More about Kevin Newman, who has a new project in mind…

12 05 2010

In a recent blog entry, I had mentioned the fact that Kevin Newman, the anchor of Global National for the past decade, is stepping down from his position. In that entry, I expressed my hope that Kevin will return to journalism after some much-deserved time off.

However, it seems that Kevin has other plans for his coming years. The other day, he wrote about his plans for the future. The original version can be found here. This was the first time Newman commented about his future since the announcement of his final newscast as Global National anchor, which will be on August 20. You can also read comments about this via that link.

Kevin, all the best of luck to you on your new venture!

My thanks to for the original posting of Kevin Newman’s comments.

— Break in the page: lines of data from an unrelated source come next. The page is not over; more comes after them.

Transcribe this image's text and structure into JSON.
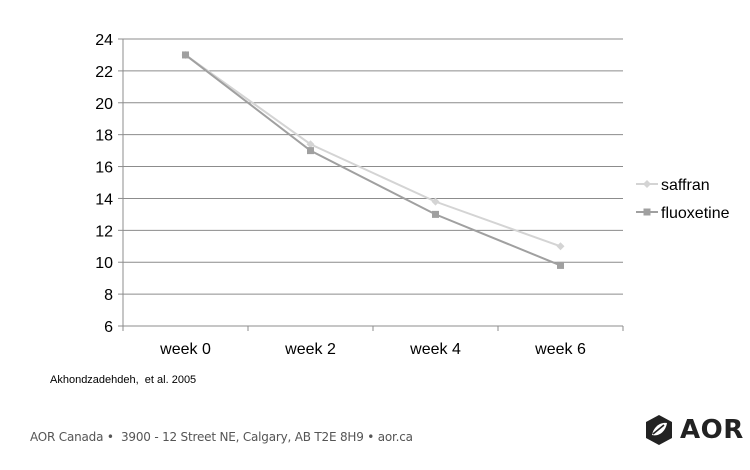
{
  "chart_data": {
    "type": "line",
    "categories": [
      "week 0",
      "week 2",
      "week 4",
      "week 6"
    ],
    "series": [
      {
        "name": "saffran",
        "values": [
          23,
          17.4,
          13.8,
          11
        ],
        "color": "#d4d4d4",
        "marker": "diamond"
      },
      {
        "name": "fluoxetine",
        "values": [
          23,
          17,
          13,
          9.8
        ],
        "color": "#a0a0a0",
        "marker": "square"
      }
    ],
    "ylim": [
      6,
      24
    ],
    "yticks": [
      "6",
      "8",
      "10",
      "12",
      "14",
      "16",
      "18",
      "20",
      "22",
      "24"
    ],
    "grid": true,
    "legend_position": "right",
    "title": "",
    "xlabel": "",
    "ylabel": ""
  },
  "citation": "Akhondzadehdeh,  et al. 2005",
  "footer": "AOR Canada •  3900 - 12 Street NE, Calgary, AB T2E 8H9 • aor.ca",
  "logo": {
    "text": "AOR",
    "icon": "aor-leaf-logo-icon"
  }
}
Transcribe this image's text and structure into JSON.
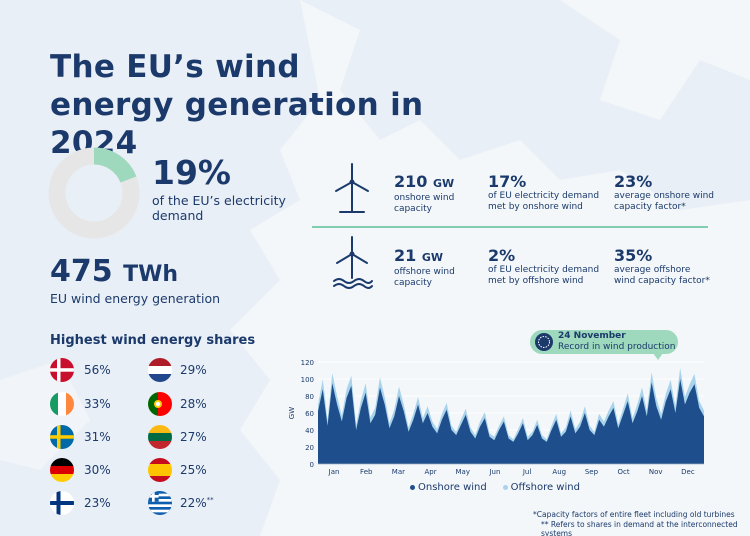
{
  "title": "The EU’s wind energy generation in 2024",
  "demand_share": {
    "value": "19%",
    "fraction": 0.19,
    "text": "of the EU’s electricity demand"
  },
  "generation": {
    "value": "475",
    "unit": "TWh",
    "text": "EU wind energy generation"
  },
  "onshore": {
    "capacity_value": "210",
    "capacity_unit": "GW",
    "capacity_text": "onshore wind capacity",
    "demand_value": "17%",
    "demand_text": "of EU electricity demand met by onshore wind",
    "factor_value": "23%",
    "factor_text": "average onshore wind capacity factor*"
  },
  "offshore": {
    "capacity_value": "21",
    "capacity_unit": "GW",
    "capacity_text": "offshore wind capacity",
    "demand_value": "2%",
    "demand_text": "of EU electricity demand met by offshore wind",
    "factor_value": "35%",
    "factor_text": "average offshore wind capacity factor*"
  },
  "shares": {
    "title": "Highest wind energy shares",
    "items": [
      {
        "country": "denmark",
        "value": "56%"
      },
      {
        "country": "netherlands",
        "value": "29%"
      },
      {
        "country": "ireland",
        "value": "33%"
      },
      {
        "country": "portugal",
        "value": "28%"
      },
      {
        "country": "sweden",
        "value": "31%"
      },
      {
        "country": "lithuania",
        "value": "27%"
      },
      {
        "country": "germany",
        "value": "30%"
      },
      {
        "country": "spain",
        "value": "25%"
      },
      {
        "country": "finland",
        "value": "23%"
      },
      {
        "country": "greece",
        "value": "22%",
        "note": "**"
      }
    ]
  },
  "callout": {
    "date": "24 November",
    "text": "Record in wind production"
  },
  "footnotes": [
    "*Capacity factors of entire fleet including old turbines",
    "** Refers to shares in demand at the interconnected systems"
  ],
  "colors": {
    "navy": "#1b3a6b",
    "onshore": "#1f4e8c",
    "offshore": "#a9d3ea",
    "accent_green": "#9ed8bd",
    "donut_track": "#e6e6e6"
  },
  "chart_data": {
    "type": "area",
    "ylabel": "GW",
    "ylim": [
      0,
      120
    ],
    "yticks": [
      0,
      10,
      20,
      30,
      40,
      50,
      60,
      70,
      80,
      90,
      100,
      110,
      120
    ],
    "xlabels": [
      "Jan",
      "Feb",
      "Mar",
      "Apr",
      "May",
      "Jun",
      "Jul",
      "Aug",
      "Sep",
      "Oct",
      "Nov",
      "Dec"
    ],
    "series": [
      {
        "name": "Onshore wind",
        "color": "#1f4e8c",
        "values": [
          62,
          88,
          45,
          95,
          70,
          50,
          78,
          92,
          40,
          66,
          84,
          48,
          58,
          90,
          70,
          42,
          56,
          80,
          62,
          38,
          52,
          70,
          48,
          60,
          44,
          36,
          52,
          64,
          40,
          34,
          46,
          58,
          38,
          30,
          44,
          54,
          32,
          28,
          40,
          50,
          30,
          26,
          36,
          48,
          28,
          34,
          46,
          30,
          26,
          40,
          52,
          32,
          38,
          56,
          36,
          44,
          60,
          40,
          34,
          52,
          44,
          56,
          66,
          42,
          58,
          74,
          48,
          62,
          80,
          56,
          96,
          68,
          52,
          74,
          88,
          60,
          100,
          70,
          84,
          94,
          66,
          56
        ]
      },
      {
        "name": "Offshore wind",
        "color": "#a9d3ea",
        "values": [
          8,
          12,
          6,
          12,
          10,
          7,
          10,
          12,
          6,
          9,
          11,
          7,
          8,
          12,
          9,
          6,
          8,
          11,
          8,
          5,
          7,
          9,
          6,
          8,
          6,
          5,
          7,
          8,
          5,
          4,
          6,
          7,
          5,
          4,
          6,
          7,
          4,
          4,
          5,
          6,
          4,
          3,
          5,
          6,
          4,
          4,
          6,
          4,
          3,
          5,
          7,
          4,
          5,
          7,
          5,
          6,
          8,
          5,
          4,
          7,
          6,
          7,
          8,
          5,
          7,
          9,
          6,
          8,
          10,
          7,
          12,
          9,
          7,
          9,
          11,
          8,
          13,
          9,
          10,
          12,
          8,
          7
        ]
      }
    ]
  }
}
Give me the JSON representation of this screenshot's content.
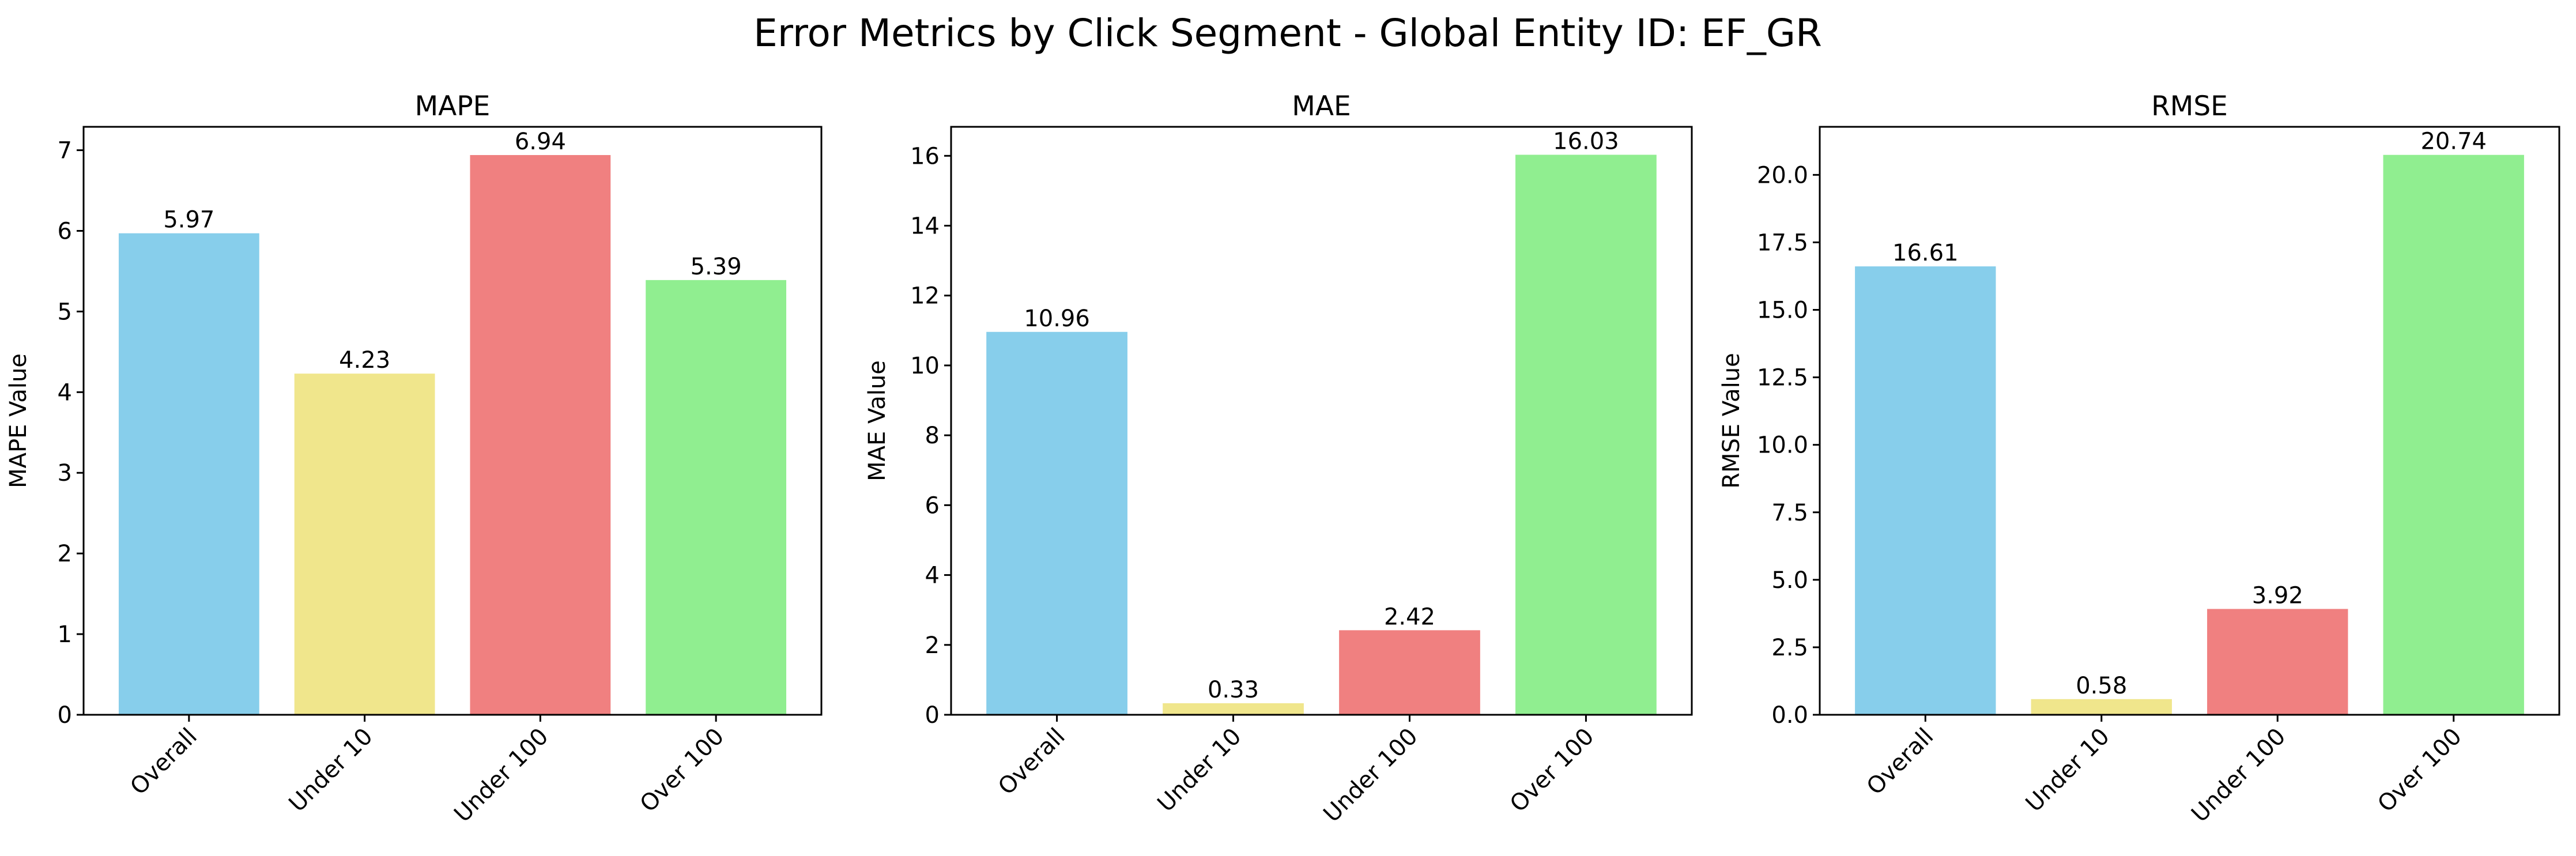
{
  "figure": {
    "title": "Error Metrics by Click Segment - Global Entity ID: EF_GR"
  },
  "chart_data": [
    {
      "type": "bar",
      "title": "MAPE",
      "xlabel": "",
      "ylabel": "MAPE Value",
      "categories": [
        "Overall",
        "Under 10",
        "Under 100",
        "Over 100"
      ],
      "values": [
        5.97,
        4.23,
        6.94,
        5.39
      ],
      "data_labels": [
        "5.97",
        "4.23",
        "6.94",
        "5.39"
      ],
      "colors": [
        "#87CEEB",
        "#F0E68C",
        "#F08080",
        "#90EE90"
      ],
      "ylim": [
        0,
        7.29
      ],
      "yticks": [
        0,
        1,
        2,
        3,
        4,
        5,
        6,
        7
      ],
      "ytick_labels": [
        "0",
        "1",
        "2",
        "3",
        "4",
        "5",
        "6",
        "7"
      ],
      "grid": false
    },
    {
      "type": "bar",
      "title": "MAE",
      "xlabel": "",
      "ylabel": "MAE Value",
      "categories": [
        "Overall",
        "Under 10",
        "Under 100",
        "Over 100"
      ],
      "values": [
        10.96,
        0.33,
        2.42,
        16.03
      ],
      "data_labels": [
        "10.96",
        "0.33",
        "2.42",
        "16.03"
      ],
      "colors": [
        "#87CEEB",
        "#F0E68C",
        "#F08080",
        "#90EE90"
      ],
      "ylim": [
        0,
        16.83
      ],
      "yticks": [
        0,
        2,
        4,
        6,
        8,
        10,
        12,
        14,
        16
      ],
      "ytick_labels": [
        "0",
        "2",
        "4",
        "6",
        "8",
        "10",
        "12",
        "14",
        "16"
      ],
      "grid": false
    },
    {
      "type": "bar",
      "title": "RMSE",
      "xlabel": "",
      "ylabel": "RMSE Value",
      "categories": [
        "Overall",
        "Under 10",
        "Under 100",
        "Over 100"
      ],
      "values": [
        16.61,
        0.58,
        3.92,
        20.74
      ],
      "data_labels": [
        "16.61",
        "0.58",
        "3.92",
        "20.74"
      ],
      "colors": [
        "#87CEEB",
        "#F0E68C",
        "#F08080",
        "#90EE90"
      ],
      "ylim": [
        0,
        21.78
      ],
      "yticks": [
        0,
        2.5,
        5,
        7.5,
        10,
        12.5,
        15,
        17.5,
        20
      ],
      "ytick_labels": [
        "0.0",
        "2.5",
        "5.0",
        "7.5",
        "10.0",
        "12.5",
        "15.0",
        "17.5",
        "20.0"
      ],
      "grid": false
    }
  ]
}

Posted by Kevin Newman on Monday, May 10, 2010

Last month I chucked it all, which is not like me. As long as I can remember I’ve had a plan, every careful step in my career taken with an eye to the step beyond it. But this time I acted in self-defence because a beast that’s been chasing me for almost 20 years is closing in. I don’t like running. It’s time I confronted it full on.

I was 33 in 1993 when I first noticed it. I was co-hosting a CBC noontime magazine show called Midday, and one of the producers called me over to his computer where the green letters on the grey screen were inviting people to come onto the show to discuss their experiences in an undiscovered landscape called the internet. In those days most users relied on AOL to organize content on multiple “channels”; there were no search engines, and the portal to the World Wide Web required an ability to understand programming language once you walked through it. The web was no place for a guy like me. We did the panel discussion with three pioneering web surfers and the questions I posed are laughable in hindsight. I had to explain what “this thing called the internet” was to our viewers, asking, “Is it cult-like? Does it pull you in and you can’t get out?” Maybe that wasn’t such a bad question after all.

Here I am in 2010 and that beast burst through the door long ago, unleashing creative chaos and devouring the jobs of 5,200 journalists in North America last year, according to the Pew Research Center in Washington. Members of the Parliamentary Press Gallery have migrated to Twitter to build on one another’s reporting because there are too few left to tackle all the angles of a story. Once-competitive TV newsrooms are now sharing video and resources because they’re too weakened to cover the news on their own. And no one has figured out a reasonable defence other than to create decoys in the internet realm to try to slow the beast down. And what’s this about a “cloud” where it will live and grow forever without any physical connection to wires and machines? Game over.

Weaponless, full of fear, and having heard no strategy that made sense to me for confronting the beast, I started seeking potential allies outside of media and found them in Waterloo: a world-class group of entrepreneurs who stopped fighting the intruding internet years ago and sought to understand, respect and exploit it. They offered me a creative shelter and the opportunity to learn and shape a defence for my tribe of content producers. So Monday and Tuesday at a conference called Canada 3.0, we’ll explore ways to fund businesses, incubate ideas and share our cultural expression in the all-around-us web that’s approaching. (Blogger’s note: the Canada 3.0 conference was held this past Monday and Tuesday) Engineers, software developers, academics, government agencies and “creatives” are coming together not to build a defence from the beast, but to find ways of thriving within it.

Seventeen years after my innocent “cult” question, it’s obvious what I was sensing was the beginning of a revolution that would bring (as revolutions always do) chaos to order. So a little more than a week ago I faced a choice: spend my final productive decade sitting at a desk amid the chaos, or jump out from behind it to understand and maybe be part of building a new order. Once that choice became clear, the fear of a 33-year-old became the opportunity for a 50-year-old to feel vital again. Game on.